Very few news moments truly qualify for the, “Did you know where you were when…” such-and-such happened pantheon. For those under 50, the only two real contenders (since JFK’s assassination is off the table) for most would be 9/11 (second plane hitting the WTC South Tower confirming we were under attack) and the O.J. Simpson car chase, which will mark its 20th anniversary on Tuesday.
So where was I? Unlike most people who watched the slow chase unfold on national television from the beginning, I was in my old Jeep Wrangler embarking on a three-hour (thanks to heavy traffic) jaunt to the Jersey Shore (Long Beach Island). Talk or news radio wasn’t my thing at the time, so instead I filled the hours the best way I knew how: By listening to a bunch of mixed cassette tapes (song compilations carefully selected and made at home). So while the world was captivated in seeing an American icon being pursued by what looked like hundreds of police cars on TV, I missed the first two hours of the OJ Chase while stopping and starting on the Garden State Parkway.

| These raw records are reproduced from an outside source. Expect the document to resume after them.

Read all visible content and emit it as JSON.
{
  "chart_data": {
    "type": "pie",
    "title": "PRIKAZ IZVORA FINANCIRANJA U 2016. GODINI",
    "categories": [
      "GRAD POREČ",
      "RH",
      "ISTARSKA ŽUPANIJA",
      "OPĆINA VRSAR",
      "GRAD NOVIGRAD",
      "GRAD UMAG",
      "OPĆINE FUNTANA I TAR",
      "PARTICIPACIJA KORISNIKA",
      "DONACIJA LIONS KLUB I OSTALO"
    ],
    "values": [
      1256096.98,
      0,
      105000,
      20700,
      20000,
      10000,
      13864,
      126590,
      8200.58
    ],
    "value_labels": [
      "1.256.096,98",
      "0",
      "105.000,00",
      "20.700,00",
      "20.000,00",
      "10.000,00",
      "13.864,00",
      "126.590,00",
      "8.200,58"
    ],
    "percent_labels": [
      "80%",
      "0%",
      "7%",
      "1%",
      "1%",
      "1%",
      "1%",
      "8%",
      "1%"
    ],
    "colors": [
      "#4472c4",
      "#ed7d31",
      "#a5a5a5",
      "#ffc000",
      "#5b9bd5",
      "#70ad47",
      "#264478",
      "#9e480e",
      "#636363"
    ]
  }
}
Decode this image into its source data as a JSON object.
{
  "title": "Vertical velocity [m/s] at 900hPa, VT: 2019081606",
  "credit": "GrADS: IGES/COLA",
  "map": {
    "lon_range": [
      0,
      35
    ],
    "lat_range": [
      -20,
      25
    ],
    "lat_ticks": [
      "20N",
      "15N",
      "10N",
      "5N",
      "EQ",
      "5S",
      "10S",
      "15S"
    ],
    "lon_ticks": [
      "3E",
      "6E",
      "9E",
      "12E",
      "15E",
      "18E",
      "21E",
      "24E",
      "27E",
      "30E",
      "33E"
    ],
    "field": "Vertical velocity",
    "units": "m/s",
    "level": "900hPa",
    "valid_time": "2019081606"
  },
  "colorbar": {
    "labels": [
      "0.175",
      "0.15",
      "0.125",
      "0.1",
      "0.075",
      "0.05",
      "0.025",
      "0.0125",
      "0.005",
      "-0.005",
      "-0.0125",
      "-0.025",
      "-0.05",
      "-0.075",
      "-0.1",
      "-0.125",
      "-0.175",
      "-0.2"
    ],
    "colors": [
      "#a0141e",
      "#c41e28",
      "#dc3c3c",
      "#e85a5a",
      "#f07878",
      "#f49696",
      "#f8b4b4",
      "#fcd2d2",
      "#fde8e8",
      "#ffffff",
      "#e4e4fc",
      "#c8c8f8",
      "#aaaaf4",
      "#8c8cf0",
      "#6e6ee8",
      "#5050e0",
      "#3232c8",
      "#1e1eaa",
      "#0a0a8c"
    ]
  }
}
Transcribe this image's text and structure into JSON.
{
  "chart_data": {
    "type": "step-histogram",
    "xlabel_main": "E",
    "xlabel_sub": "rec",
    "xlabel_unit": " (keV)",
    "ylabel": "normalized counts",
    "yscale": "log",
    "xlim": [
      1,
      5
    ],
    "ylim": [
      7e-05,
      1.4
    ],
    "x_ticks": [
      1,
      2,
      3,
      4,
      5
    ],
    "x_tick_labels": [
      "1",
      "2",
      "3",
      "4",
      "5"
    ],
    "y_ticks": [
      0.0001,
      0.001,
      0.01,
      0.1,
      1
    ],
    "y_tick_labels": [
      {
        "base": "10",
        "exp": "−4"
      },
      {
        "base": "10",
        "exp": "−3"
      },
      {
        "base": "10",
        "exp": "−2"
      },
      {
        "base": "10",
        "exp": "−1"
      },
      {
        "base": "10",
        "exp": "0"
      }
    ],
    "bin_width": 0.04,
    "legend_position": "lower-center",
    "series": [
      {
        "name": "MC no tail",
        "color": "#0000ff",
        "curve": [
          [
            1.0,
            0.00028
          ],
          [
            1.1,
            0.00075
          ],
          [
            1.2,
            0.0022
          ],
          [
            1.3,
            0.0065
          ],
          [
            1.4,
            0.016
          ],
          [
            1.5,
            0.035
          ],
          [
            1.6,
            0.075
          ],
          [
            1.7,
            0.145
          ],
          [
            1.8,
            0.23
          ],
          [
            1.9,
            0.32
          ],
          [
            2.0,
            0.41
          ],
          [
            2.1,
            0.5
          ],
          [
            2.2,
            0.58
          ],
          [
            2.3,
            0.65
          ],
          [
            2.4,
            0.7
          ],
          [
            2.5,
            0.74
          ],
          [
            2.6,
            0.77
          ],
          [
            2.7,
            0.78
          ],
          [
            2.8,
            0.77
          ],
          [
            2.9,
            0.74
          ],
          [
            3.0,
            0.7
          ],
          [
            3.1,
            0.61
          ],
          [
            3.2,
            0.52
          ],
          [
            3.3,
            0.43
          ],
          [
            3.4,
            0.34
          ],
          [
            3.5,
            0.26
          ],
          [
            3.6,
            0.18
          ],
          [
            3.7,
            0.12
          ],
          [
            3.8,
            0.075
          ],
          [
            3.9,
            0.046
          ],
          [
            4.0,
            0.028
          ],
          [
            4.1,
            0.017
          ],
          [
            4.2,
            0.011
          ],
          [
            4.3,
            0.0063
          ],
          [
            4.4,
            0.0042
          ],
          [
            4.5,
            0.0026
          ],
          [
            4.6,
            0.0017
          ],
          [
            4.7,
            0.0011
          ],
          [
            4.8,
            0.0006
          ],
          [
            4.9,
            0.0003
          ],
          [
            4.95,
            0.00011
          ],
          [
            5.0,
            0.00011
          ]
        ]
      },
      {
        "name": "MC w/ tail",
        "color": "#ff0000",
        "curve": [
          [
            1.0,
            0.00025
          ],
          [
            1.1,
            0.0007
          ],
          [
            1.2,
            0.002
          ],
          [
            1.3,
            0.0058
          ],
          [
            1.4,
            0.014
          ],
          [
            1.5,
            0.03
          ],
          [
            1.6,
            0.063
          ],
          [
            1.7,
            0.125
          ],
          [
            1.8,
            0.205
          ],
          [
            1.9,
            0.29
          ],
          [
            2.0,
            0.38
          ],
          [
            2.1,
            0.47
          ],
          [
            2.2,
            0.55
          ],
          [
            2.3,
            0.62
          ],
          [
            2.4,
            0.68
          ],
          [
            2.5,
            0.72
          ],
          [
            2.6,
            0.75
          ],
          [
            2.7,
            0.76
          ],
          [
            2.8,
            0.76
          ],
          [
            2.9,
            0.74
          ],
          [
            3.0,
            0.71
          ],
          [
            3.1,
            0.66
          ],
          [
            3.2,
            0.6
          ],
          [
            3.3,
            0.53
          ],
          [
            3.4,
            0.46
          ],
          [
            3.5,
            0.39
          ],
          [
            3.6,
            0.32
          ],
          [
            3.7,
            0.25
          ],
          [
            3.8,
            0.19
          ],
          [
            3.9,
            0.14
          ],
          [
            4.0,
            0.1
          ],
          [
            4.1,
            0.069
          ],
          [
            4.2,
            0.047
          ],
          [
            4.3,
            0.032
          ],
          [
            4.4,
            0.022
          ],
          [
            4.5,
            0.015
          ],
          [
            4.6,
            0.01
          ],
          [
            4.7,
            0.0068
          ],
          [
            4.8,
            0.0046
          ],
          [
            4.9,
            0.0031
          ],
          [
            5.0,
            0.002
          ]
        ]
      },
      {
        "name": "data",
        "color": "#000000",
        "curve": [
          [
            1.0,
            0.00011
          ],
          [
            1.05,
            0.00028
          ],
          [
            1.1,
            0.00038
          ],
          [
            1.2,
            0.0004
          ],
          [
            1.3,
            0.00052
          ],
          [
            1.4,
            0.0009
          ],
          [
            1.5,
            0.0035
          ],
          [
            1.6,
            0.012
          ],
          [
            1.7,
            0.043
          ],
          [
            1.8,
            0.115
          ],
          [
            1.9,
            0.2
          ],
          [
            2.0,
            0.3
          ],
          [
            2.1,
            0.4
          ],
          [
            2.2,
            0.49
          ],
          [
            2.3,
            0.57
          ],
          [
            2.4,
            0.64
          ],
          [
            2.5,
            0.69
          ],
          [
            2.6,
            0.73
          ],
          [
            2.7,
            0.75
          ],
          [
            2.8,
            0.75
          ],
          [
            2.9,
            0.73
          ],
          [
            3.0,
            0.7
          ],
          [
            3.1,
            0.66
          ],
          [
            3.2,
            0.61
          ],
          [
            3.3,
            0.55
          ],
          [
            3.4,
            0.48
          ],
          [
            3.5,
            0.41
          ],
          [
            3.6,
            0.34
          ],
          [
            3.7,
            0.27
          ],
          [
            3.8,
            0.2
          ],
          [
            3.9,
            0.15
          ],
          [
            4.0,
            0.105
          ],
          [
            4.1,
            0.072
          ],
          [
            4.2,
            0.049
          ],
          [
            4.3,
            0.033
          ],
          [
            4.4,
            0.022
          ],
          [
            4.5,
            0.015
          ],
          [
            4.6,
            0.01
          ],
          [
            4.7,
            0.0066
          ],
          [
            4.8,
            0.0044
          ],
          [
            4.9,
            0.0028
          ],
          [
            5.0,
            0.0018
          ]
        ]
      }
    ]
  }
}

And that’s how much the world had changed: In 1994, there really were no cell phones, absolutely no texting, no mobile Internet, and therefore no Twitter or Facebook. Today you would hear about the chase within seconds. Back then, you could miss the whole damn thing if you weren’t in front of a TV and singing along to Springsteen, Journey (got a problem with that?) and Pearl Jam instead.
When I finally got to the beach house (a share rental for the summer, which is common around these parts), my friends were watching a split screen of the Knicks-Rockets NBA Finals Game 5 in a small corner box and the OJ chase occupying the rest of the 21-inch SD screen (NBC was obligated to cover the game, so they presented both events, which was surreal). When I asked why there was a car chase on television in addition to the game, they looked at me as if Al Cowlings himself had just walked into the house.

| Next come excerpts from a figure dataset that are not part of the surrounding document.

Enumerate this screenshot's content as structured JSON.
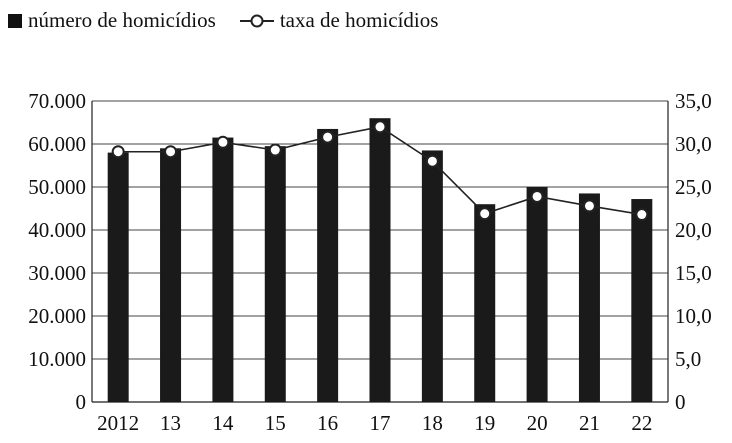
{
  "legend": {
    "bars_label": "número de homicídios",
    "line_label": "taxa de homicídios"
  },
  "chart_data": {
    "type": "bar",
    "categories": [
      "2012",
      "13",
      "14",
      "15",
      "16",
      "17",
      "18",
      "19",
      "20",
      "21",
      "22"
    ],
    "series": [
      {
        "name": "número de homicídios",
        "type": "bar",
        "axis": "left",
        "values": [
          58000,
          59000,
          61500,
          59500,
          63500,
          66000,
          58500,
          46000,
          50000,
          48500,
          47200
        ]
      },
      {
        "name": "taxa de homicídios",
        "type": "line",
        "axis": "right",
        "values": [
          29.1,
          29.1,
          30.2,
          29.3,
          30.8,
          32.0,
          28.0,
          21.9,
          23.9,
          22.8,
          21.8
        ]
      }
    ],
    "y_left": {
      "min": 0,
      "max": 70000,
      "ticks": [
        0,
        10000,
        20000,
        30000,
        40000,
        50000,
        60000,
        70000
      ],
      "tick_labels": [
        "0",
        "10.000",
        "20.000",
        "30.000",
        "40.000",
        "50.000",
        "60.000",
        "70.000"
      ]
    },
    "y_right": {
      "min": 0,
      "max": 35,
      "ticks": [
        0,
        5,
        10,
        15,
        20,
        25,
        30,
        35
      ],
      "tick_labels": [
        "0",
        "5,0",
        "10,0",
        "15,0",
        "20,0",
        "25,0",
        "30,0",
        "35,0"
      ]
    },
    "grid": true,
    "legend_position": "top-left",
    "colors": {
      "bar": "#1a1a1a",
      "line": "#222222",
      "marker_fill": "#ffffff",
      "grid": "#444444"
    }
  }
}
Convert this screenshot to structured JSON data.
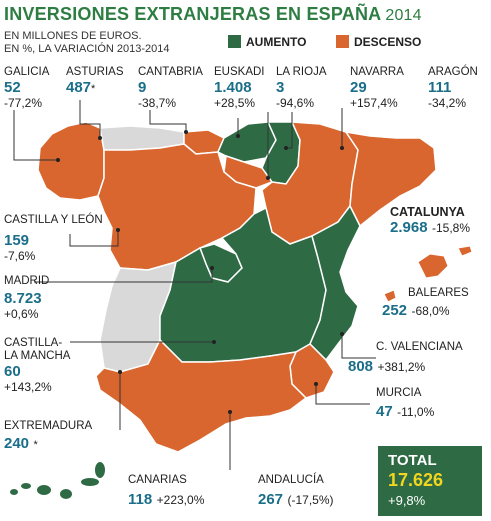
{
  "header": {
    "title": "INVERSIONES EXTRANJERAS EN ESPAÑA",
    "year": "2014",
    "subtitle_1": "EN MILLONES DE EUROS.",
    "subtitle_2": "EN %, LA VARIACIÓN 2013-2014"
  },
  "legend": {
    "increase": {
      "label": "AUMENTO",
      "color": "#2e6b45"
    },
    "decrease": {
      "label": "DESCENSO",
      "color": "#d9662e"
    }
  },
  "colors": {
    "no_data": "#d9d9d9",
    "value_text": "#1b6e8a"
  },
  "regions": {
    "galicia": {
      "name": "GALICIA",
      "value": "52",
      "change": "-77,2%"
    },
    "asturias": {
      "name": "ASTURIAS",
      "value": "487",
      "note": "*"
    },
    "cantabria": {
      "name": "CANTABRIA",
      "value": "9",
      "change": "-38,7%"
    },
    "euskadi": {
      "name": "EUSKADI",
      "value": "1.408",
      "change": "+28,5%"
    },
    "rioja": {
      "name": "LA RIOJA",
      "value": "3",
      "change": "-94,6%"
    },
    "navarra": {
      "name": "NAVARRA",
      "value": "29",
      "change": "+157,4%"
    },
    "aragon": {
      "name": "ARAGÓN",
      "value": "111",
      "change": "-34,2%"
    },
    "cyl": {
      "name": "CASTILLA Y LEÓN",
      "value": "159",
      "change": "-7,6%"
    },
    "catalunya": {
      "name": "CATALUNYA",
      "value": "2.968",
      "change": "-15,8%"
    },
    "madrid": {
      "name": "MADRID",
      "value": "8.723",
      "change": "+0,6%"
    },
    "baleares": {
      "name": "BALEARES",
      "value": "252",
      "change": "-68,0%"
    },
    "clm": {
      "name_1": "CASTILLA-",
      "name_2": "LA MANCHA",
      "value": "60",
      "change": "+143,2%"
    },
    "valencia": {
      "name": "C. VALENCIANA",
      "value": "808",
      "change": "+381,2%"
    },
    "extremadura": {
      "name": "EXTREMADURA",
      "value": "240",
      "note": "*"
    },
    "murcia": {
      "name": "MURCIA",
      "value": "47",
      "change": "-11,0%"
    },
    "canarias": {
      "name": "CANARIAS",
      "value": "118",
      "change": "+223,0%"
    },
    "andalucia": {
      "name": "ANDALUCÍA",
      "value": "267",
      "change": "(-17,5%)"
    }
  },
  "total": {
    "label": "TOTAL",
    "value": "17.626",
    "change": "+9,8%"
  }
}
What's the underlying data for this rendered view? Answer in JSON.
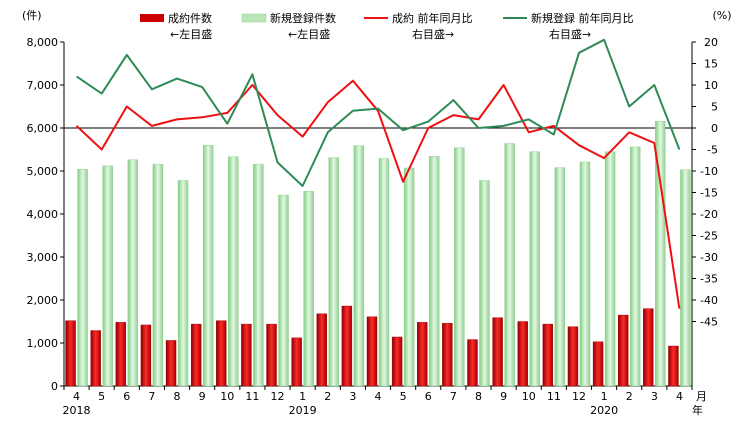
{
  "chart_data": {
    "type": "bar",
    "left_axis": {
      "unit": "(件)",
      "min": 0,
      "max": 8000,
      "ticks": [
        "0",
        "1,000",
        "2,000",
        "3,000",
        "4,000",
        "5,000",
        "6,000",
        "7,000",
        "8,000"
      ]
    },
    "right_axis": {
      "unit": "(%)",
      "min": -60,
      "max": 20,
      "ticks": [
        "20",
        "15",
        "10",
        "5",
        "0",
        "-5",
        "-10",
        "-15",
        "-20",
        "-25",
        "-30",
        "-35",
        "-40",
        "-45"
      ]
    },
    "categories": [
      "4",
      "5",
      "6",
      "7",
      "8",
      "9",
      "10",
      "11",
      "12",
      "1",
      "2",
      "3",
      "4",
      "5",
      "6",
      "7",
      "8",
      "9",
      "10",
      "11",
      "12",
      "1",
      "2",
      "3",
      "4"
    ],
    "x_unit_labels": [
      "月",
      "年"
    ],
    "year_labels": [
      {
        "text": "2018",
        "index": 0
      },
      {
        "text": "2019",
        "index": 9
      },
      {
        "text": "2020",
        "index": 21
      }
    ],
    "series": [
      {
        "name": "成約件数",
        "note": "←左目盛",
        "kind": "bar",
        "axis": "left",
        "color": "#cc0000",
        "values": [
          1520,
          1290,
          1480,
          1420,
          1060,
          1440,
          1520,
          1440,
          1440,
          1120,
          1680,
          1860,
          1610,
          1140,
          1480,
          1460,
          1080,
          1590,
          1500,
          1440,
          1380,
          1030,
          1650,
          1800,
          930
        ]
      },
      {
        "name": "新規登録件数",
        "note": "←左目盛",
        "kind": "bar",
        "axis": "left",
        "color": "#b9e6b9",
        "values": [
          5040,
          5120,
          5260,
          5160,
          4780,
          5600,
          5330,
          5160,
          4440,
          4530,
          5310,
          5590,
          5290,
          5070,
          5340,
          5540,
          4780,
          5640,
          5450,
          5080,
          5210,
          5450,
          5560,
          6160,
          5030
        ]
      },
      {
        "name": "成約 前年同月比",
        "note": "右目盛→",
        "kind": "line",
        "axis": "right",
        "color": "#ee1111",
        "values": [
          0.5,
          -5,
          5,
          0.5,
          2,
          2.5,
          3.5,
          10,
          3,
          -2,
          6,
          11,
          4,
          -12.5,
          0,
          3,
          2,
          10,
          -1,
          0.5,
          -4,
          -7,
          -1,
          -3.5,
          -42
        ]
      },
      {
        "name": "新規登録 前年同月比",
        "note": "右目盛→",
        "kind": "line",
        "axis": "right",
        "color": "#2e8b57",
        "values": [
          12,
          8,
          17,
          9,
          11.5,
          9.5,
          1,
          12.5,
          -8,
          -13.5,
          -1,
          4,
          4.5,
          -0.5,
          1.5,
          6.5,
          0,
          0.5,
          2,
          -1.5,
          17.5,
          20.5,
          5,
          10,
          -5
        ]
      }
    ]
  }
}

“What? You don’t know what’s going on?” was the question that came in unison. So upon explaining that I really, really didn’t have a clue, I can’t say (at that moment) I had heard more shocking news in my life (outside of the Space Shuttle blowing up in ’86 and watching my sobbing English teacher break the news after another teacher rushed into the room and whispered something in her ear).
Back to 1994, upon hearing one of OJ’s lawyers (Robert Shapiro) read what was an apparent suicide note–as much as we all didn’t want to believe it–the note combined with the chase made it clear Simpson had done it. Of course, it sounds like a “Well, duh!” conclusion now, but for those born after 1980 reading this, think of it this way: Tomorrow you will hear that Shaq is accused of killing his ex-wife and a male friend. That would be very hard to believe, right? Nice, mild-mannered guy…one of the best the game has seen at his position, a successful career in movies and on TV as a analyst post-NBA. That was OJ’s resume, too, except replace NBA with NFL.

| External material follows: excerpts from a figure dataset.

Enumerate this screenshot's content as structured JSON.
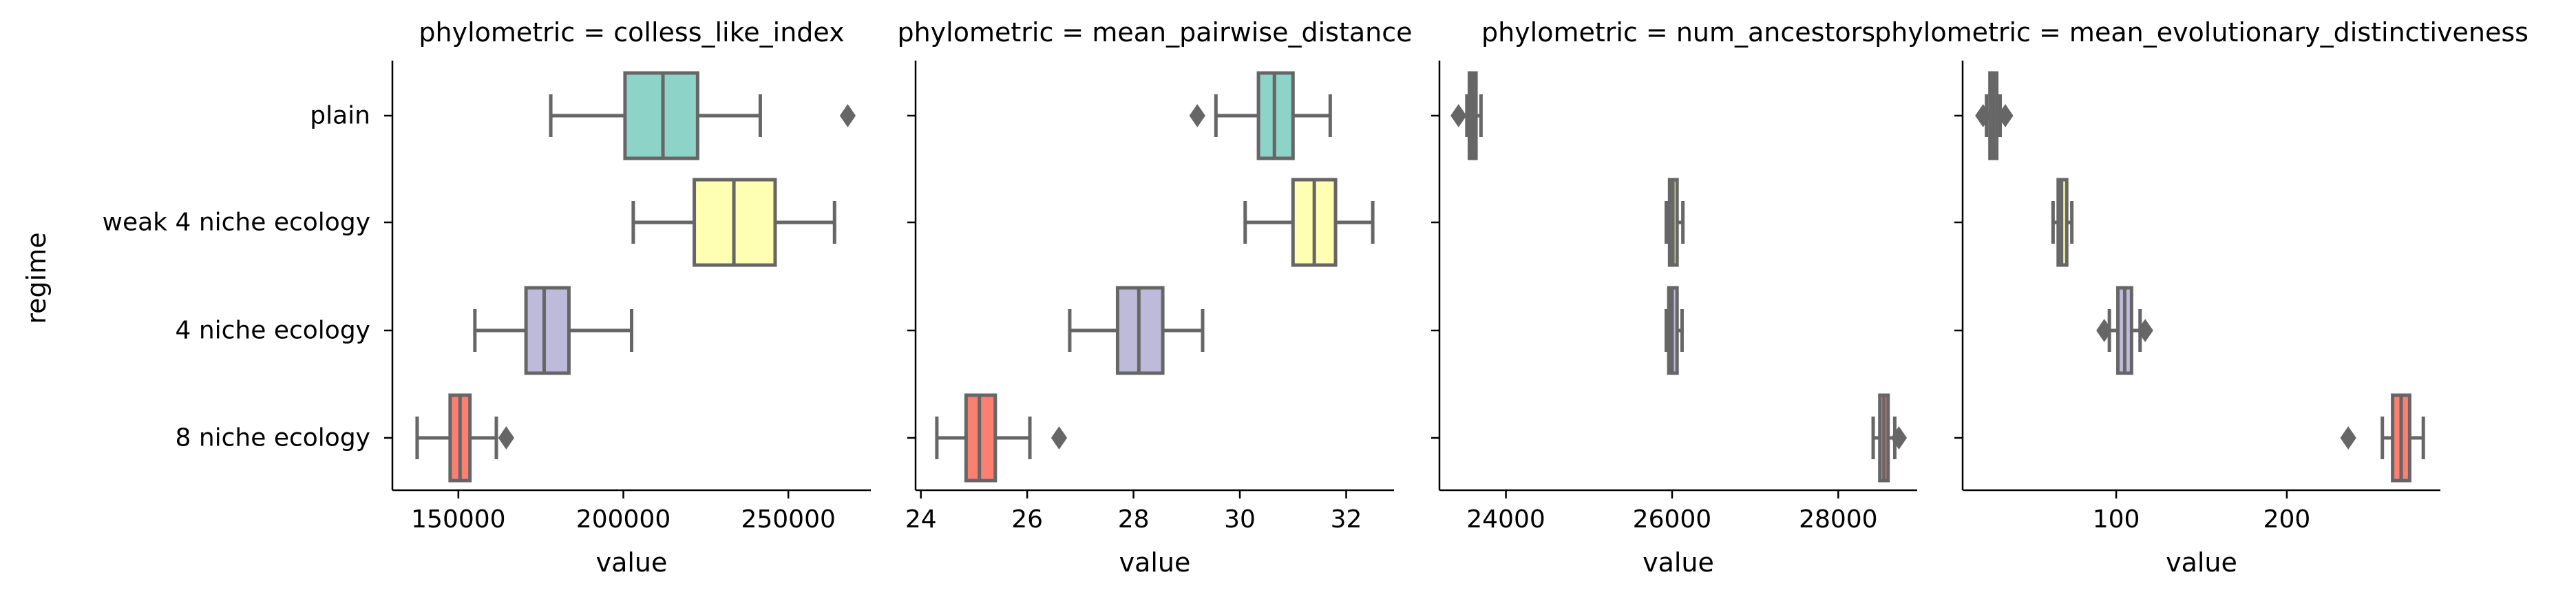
{
  "chart_data": {
    "type": "box",
    "y_axis_label": "regime",
    "x_axis_label": "value",
    "categories": [
      "plain",
      "weak 4 niche ecology",
      "4 niche ecology",
      "8 niche ecology"
    ],
    "colors": [
      "#8dd3c7",
      "#ffffb3",
      "#bebada",
      "#fb8072"
    ],
    "median_line_color": "#666666",
    "panels": [
      {
        "title": "phylometric = colless_like_index",
        "xlim": [
          130000,
          275000
        ],
        "xticks": [
          150000,
          200000,
          250000
        ],
        "xtick_labels": [
          "150000",
          "200000",
          "250000"
        ],
        "boxes": [
          {
            "category": "plain",
            "whislo": 178000,
            "q1": 200500,
            "med": 212000,
            "q3": 222500,
            "whishi": 241500,
            "fliers": [
              268000
            ]
          },
          {
            "category": "weak 4 niche ecology",
            "whislo": 203000,
            "q1": 221500,
            "med": 233500,
            "q3": 246000,
            "whishi": 264000,
            "fliers": []
          },
          {
            "category": "4 niche ecology",
            "whislo": 155000,
            "q1": 170500,
            "med": 176000,
            "q3": 183500,
            "whishi": 202500,
            "fliers": []
          },
          {
            "category": "8 niche ecology",
            "whislo": 137500,
            "q1": 147500,
            "med": 150500,
            "q3": 153500,
            "whishi": 161500,
            "fliers": [
              164500
            ]
          }
        ]
      },
      {
        "title": "phylometric = mean_pairwise_distance",
        "xlim": [
          23.9,
          32.9
        ],
        "xticks": [
          24,
          26,
          28,
          30,
          32
        ],
        "xtick_labels": [
          "24",
          "26",
          "28",
          "30",
          "32"
        ],
        "boxes": [
          {
            "category": "plain",
            "whislo": 29.55,
            "q1": 30.35,
            "med": 30.65,
            "q3": 31.0,
            "whishi": 31.7,
            "fliers": [
              29.2
            ]
          },
          {
            "category": "weak 4 niche ecology",
            "whislo": 30.1,
            "q1": 31.0,
            "med": 31.4,
            "q3": 31.8,
            "whishi": 32.5,
            "fliers": []
          },
          {
            "category": "4 niche ecology",
            "whislo": 26.8,
            "q1": 27.7,
            "med": 28.1,
            "q3": 28.55,
            "whishi": 29.3,
            "fliers": []
          },
          {
            "category": "8 niche ecology",
            "whislo": 24.3,
            "q1": 24.85,
            "med": 25.1,
            "q3": 25.4,
            "whishi": 26.05,
            "fliers": [
              26.6
            ]
          }
        ]
      },
      {
        "title": "phylometric = num_ancestors",
        "xlim": [
          23200,
          28950
        ],
        "xticks": [
          24000,
          26000,
          28000
        ],
        "xtick_labels": [
          "24000",
          "26000",
          "28000"
        ],
        "boxes": [
          {
            "category": "plain",
            "whislo": 23530,
            "q1": 23560,
            "med": 23600,
            "q3": 23640,
            "whishi": 23700,
            "fliers": [
              23430
            ]
          },
          {
            "category": "weak 4 niche ecology",
            "whislo": 25930,
            "q1": 25970,
            "med": 26010,
            "q3": 26060,
            "whishi": 26130,
            "fliers": []
          },
          {
            "category": "4 niche ecology",
            "whislo": 25930,
            "q1": 25960,
            "med": 26000,
            "q3": 26060,
            "whishi": 26120,
            "fliers": []
          },
          {
            "category": "8 niche ecology",
            "whislo": 28420,
            "q1": 28500,
            "med": 28550,
            "q3": 28600,
            "whishi": 28680,
            "fliers": [
              28730
            ]
          }
        ]
      },
      {
        "title": "phylometric = mean_evolutionary_distinctiveness",
        "xlim": [
          10,
          290
        ],
        "xticks": [
          100,
          200
        ],
        "xtick_labels": [
          "100",
          "200"
        ],
        "boxes": [
          {
            "category": "plain",
            "whislo": 24,
            "q1": 26,
            "med": 28,
            "q3": 30,
            "whishi": 32,
            "fliers": [
              22,
              35
            ]
          },
          {
            "category": "weak 4 niche ecology",
            "whislo": 63,
            "q1": 66,
            "med": 68,
            "q3": 71,
            "whishi": 74,
            "fliers": []
          },
          {
            "category": "4 niche ecology",
            "whislo": 96,
            "q1": 101,
            "med": 105,
            "q3": 109,
            "whishi": 114,
            "fliers": [
              93,
              117
            ]
          },
          {
            "category": "8 niche ecology",
            "whislo": 256,
            "q1": 262,
            "med": 267,
            "q3": 272,
            "whishi": 280,
            "fliers": [
              236
            ]
          }
        ]
      }
    ]
  }
}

That said, it seemed to only be a matter of if rather than when in terms of Simpson taking his own life when the low-speed pursuit finally concluded. What we didn’t realize at the time was we were witnessing the birth of reality TV happening right before our eyes, along with 90 million others (a huge number I still always felt to be a much lower–it’s less than the Super Bowl viewership average–than it could have been. Put the OJ Chase on in 2014, and Twitter and texting alone to spread the word would bump that number by 50 percent. Guaranteed.
So how did the chase change broadcast journalism? Simple. It marked the day when the line between hard news and sensationalism was blurred forever. For the first time ever, the New York Times cited the National Enquirer as a legitimate source (which must have been horrifying for the Grey Lady’s old guard). Serious news programs like Nightline resisted covering the trial as much as possible, limiting reports to just once a week because they saw it as more of an sensational Enquirer story than anything else. How much have things changed? Just think back to how the George Zimmerman trial was handled by the media just last year.
June 17, 1994 was also the day when wall-to-wall cable news coverage of something other than war was born. Remember, there was no Fox News and MSNBC at the time (both born in 1996), but OJ proved there was a healthy appetitive for more 24/7 cable news outlets outside of CNN- which was basically the only national game in town at the time. Court TV and CNBC also greatly benefited from the Simpson trial, but were/are more niche networks (legal/finance, respectively) than anything else.
Reality TV? We have OJ to thank for that.
Cable news proliferation? OJ’s ratings may created some incentive to expand the playing field as well.
Mixed cassette tapes preventing a future media analyst from missing the biggest TV event in decades?
Let’s just say that won’t be happening again.